The End Game:

The End Game:

The End Game

Farr’s recent move points to a better approach in Iraq.

>>THELOCALSPIN

Sam Farr’s response last week to President George Bush’s “new way forward” in Iraq was swift and bold—and, in the short run, hopeless.

Within a few hours after returning to his office Thursday morning following the president’s speech the previous night, our congressman made an audacious move that, in theory, would cut Bush’s legs out from under him. Farr introduced a bill, HR 413, to withdraw Congress’s basic support for the war. The proposed legislation would allow members of Congress to essentially reverse the vote that authorized the president to go to war, which was passed in October 2002.

The bill has no chance of passage—even if it won in the House and Senate it would of course be vetoed. Farr is well aware of that fact. His bill is intended to be a challenge to the president’s fundamental authority to wage the war, as one part of a clear message that the new Democratic Congress has no intention of staying the course.

In an interview from his office Tuesday, Farr said he believes his bill will be one of “dozens, if not 50 bills” that Democrats will introduce in coming weeks dealing with the war in Iraq.

“There are many ways to confront this,” he said. “And one way is to go back to the beginning, to challenge the president’s executive privilege.”

Listening to the president lay out his new plan, Farr was clearly reminded that this president has consistently pushed the boundaries of his power, especially in regards to this war.

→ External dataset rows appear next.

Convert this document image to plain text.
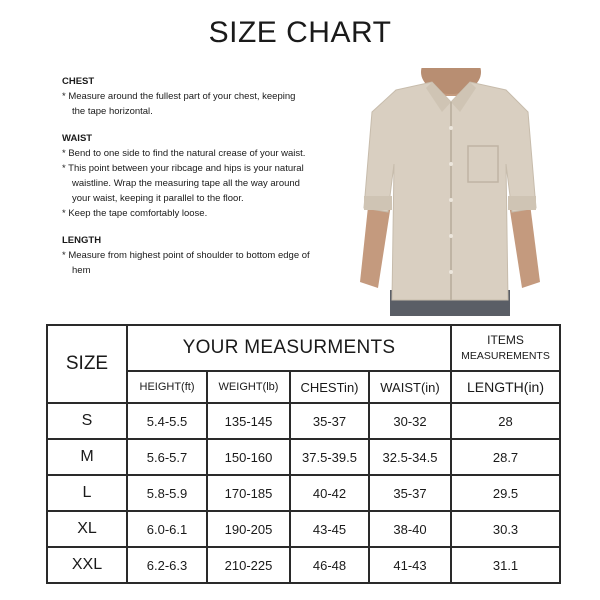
SIZE CHART
CHEST
* Measure around the fullest part of your chest, keeping
the tape horizontal.
WAIST
* Bend to one side to find the natural crease of your waist.
* This point between your ribcage and hips is your natural
waistline. Wrap the measuring tape all the way around
your waist, keeping it parallel to the floor.
* Keep the tape comfortably loose.
LENGTH
* Measure from highest point of shoulder to bottom edge of
hem
SIZE	YOUR MEASURMENTS				ITEMS
MEASUREMENTS

	HEIGHT(ft)	WEIGHT(lb)	CHESTin)	WAIST(in)	LENGTH(in)
S	5.4-5.5	135-145	35-37	30-32	28
M	5.6-5.7	150-160	37.5-39.5	32.5-34.5	28.7
L	5.8-5.9	170-185	40-42	35-37	29.5
XL	6.0-6.1	190-205	43-45	38-40	30.3
XXL	6.2-6.3	210-225	46-48	41-43	31.1
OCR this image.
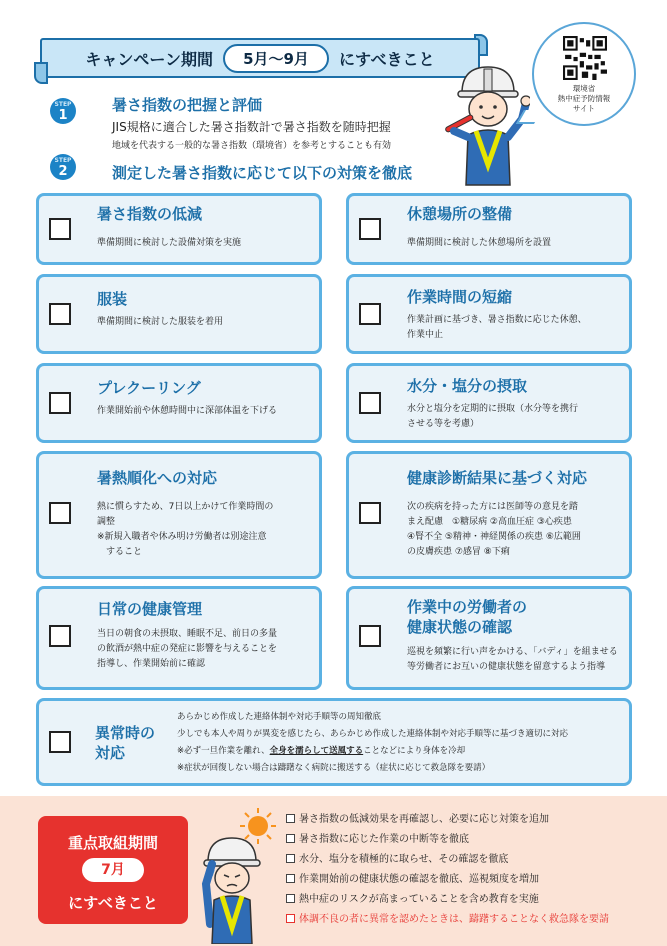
キャンペーン期間	5月〜9月	にすべきこと
環境省
熱中症予防情報
サイト
STEP
1
暑さ指数の把握と評価
JIS規格に適合した暑さ指数計で暑さ指数を随時把握
地域を代表する一般的な暑さ指数（環境省）を参考とすることも有効
STEP
2	測定した暑さ指数に応じて以下の対策を徹底
暑さ指数の低減
準備期間に検討した設備対策を実施
服装
準備期間に検討した服装を着用
プレクーリング
作業開始前や休憩時間中に深部体温を下げる
暑熱順化への対応
熱に慣らすため、7日以上かけて作業時間の
調整
※新規入職者や休み明け労働者は別途注意
　すること
日常の健康管理
当日の朝食の未摂取、睡眠不足、前日の多量
の飲酒が熱中症の発症に影響を与えることを
指導し、作業開始前に確認
休憩場所の整備
準備期間に検討した休憩場所を設置
作業時間の短縮
作業計画に基づき、暑さ指数に応じた休憩、
作業中止
水分・塩分の摂取
水分と塩分を定期的に摂取（水分等を携行
させる等を考慮）
健康診断結果に基づく対応
次の疾病を持った方には医師等の意見を踏
まえ配慮　①糖尿病 ②高血圧症 ③心疾患
④腎不全 ⑤精神・神経関係の疾患 ⑥広範囲
の皮膚疾患 ⑦感冒 ⑧下痢
作業中の労働者の
健康状態の確認
巡視を頻繁に行い声をかける、「バディ」を組ませる
等労働者にお互いの健康状態を留意するよう指導
異常時の
対応
あらかじめ作成した連絡体制や対応手順等の周知徹底
少しでも本人や周りが異変を感じたら、あらかじめ作成した連絡体制や対応手順等に基づき適切に対応
※必ず一旦作業を離れ、全身を濡らして送風することなどにより身体を冷却
※症状が回復しない場合は躊躇なく病院に搬送する（症状に応じて救急隊を要請）
重点取組期間
7月
にすべきこと
暑さ指数の低減効果を再確認し、必要に応じ対策を追加
暑さ指数に応じた作業の中断等を徹底
水分、塩分を積極的に取らせ、その確認を徹底
作業開始前の健康状態の確認を徹底、巡視頻度を増加
熱中症のリスクが高まっていることを含め教育を実施
体調不良の者に異常を認めたときは、躊躇することなく救急隊を要請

“Bush believes it’s within his power to act unilaterally. This bill is about Congress’s authority in a time of war”.

“He believes it’s within his power to act unilaterally,” Farr said. “This bill is about Congress’s authority in a time of war to advise and consent.”

Farr says he rushed the bill to the floor without even bothering with the usual protocol of seeking co-sponsors—only two House members, Dennis Kucinich and Lynn Woolsey, have signed on. But even though HR 413 is doomed as legislation, Farr promises that it will have an impact as one piece of a bigger Democratic strategy to wrest some control of foreign policy from the Bush administration.

“Congress will not be able to direct this war, because that is the president’s job,” Farr says. “But Congress can hold hearings. We can question, and push, and withhold, and debate. And that’s what we are going to do. Aggressively.

“The previous Congress gave the president a blank check. That is never going to happen again. The previous Congress didn’t ask the right questions, didn’t demand a plan, didn’t provide oversight. That’s all changed now. There won’t be any more blank checks.”

• • •

At this time last week, it was possible to believe there was a slim chance that, finally, George Bush was getting it. As we awaited the speech the president was to give last Wednesday, the optimists among us could look upon his firing of Donald Rumsfeld and Gen. George W. Casey, and his appointment of Robert Gates and Lt. Gen. David Petraeus, and hold out a shred of hope—Gates, the new defense secretary, had served as a member of the Iraq Study Group,  and Petraeus, who now commands ground forces in Iraq, is deeply respected, even by critics of the war.

Before he was even halfway through his address to the nation, Bush made it clear that there was no reason to believe he had seen the light. Instead of recognizing the need for a profound shift in strategy, he defended his failed strategy and the ideology that drives it. He did not take the opportunity to embrace the findings of the Iraq Study Group, or the findings of his own generals, and instead he put forward the “surge” idea that had already been roundly dismissed by countless policy analysts and military experts. Rather than make moves toward diplomacy, he poured gasoline on the fire in the region by making barely veiled threats against Iran.

Until now, many Americans, even some of us who opposed the war from the start, have been reluctant to embrace the idea of immediate withdrawal. As awful as this war is, we have had reason to believe that abandoning Iraq would be even worse.

The president’s speech last Wednesday made it clear that the time has come to end this war. Farr’s move last week represents one step toward that end.

“We were told at the start of all this, after 9-11, that this would be a global effort,” Farr says. “And yet in Iraq, we are practically all alone. This should be an international effort. If we step back, I believe the rest of the free world will step up.

“There is no quick and simple solution to this. But we’re going to start.”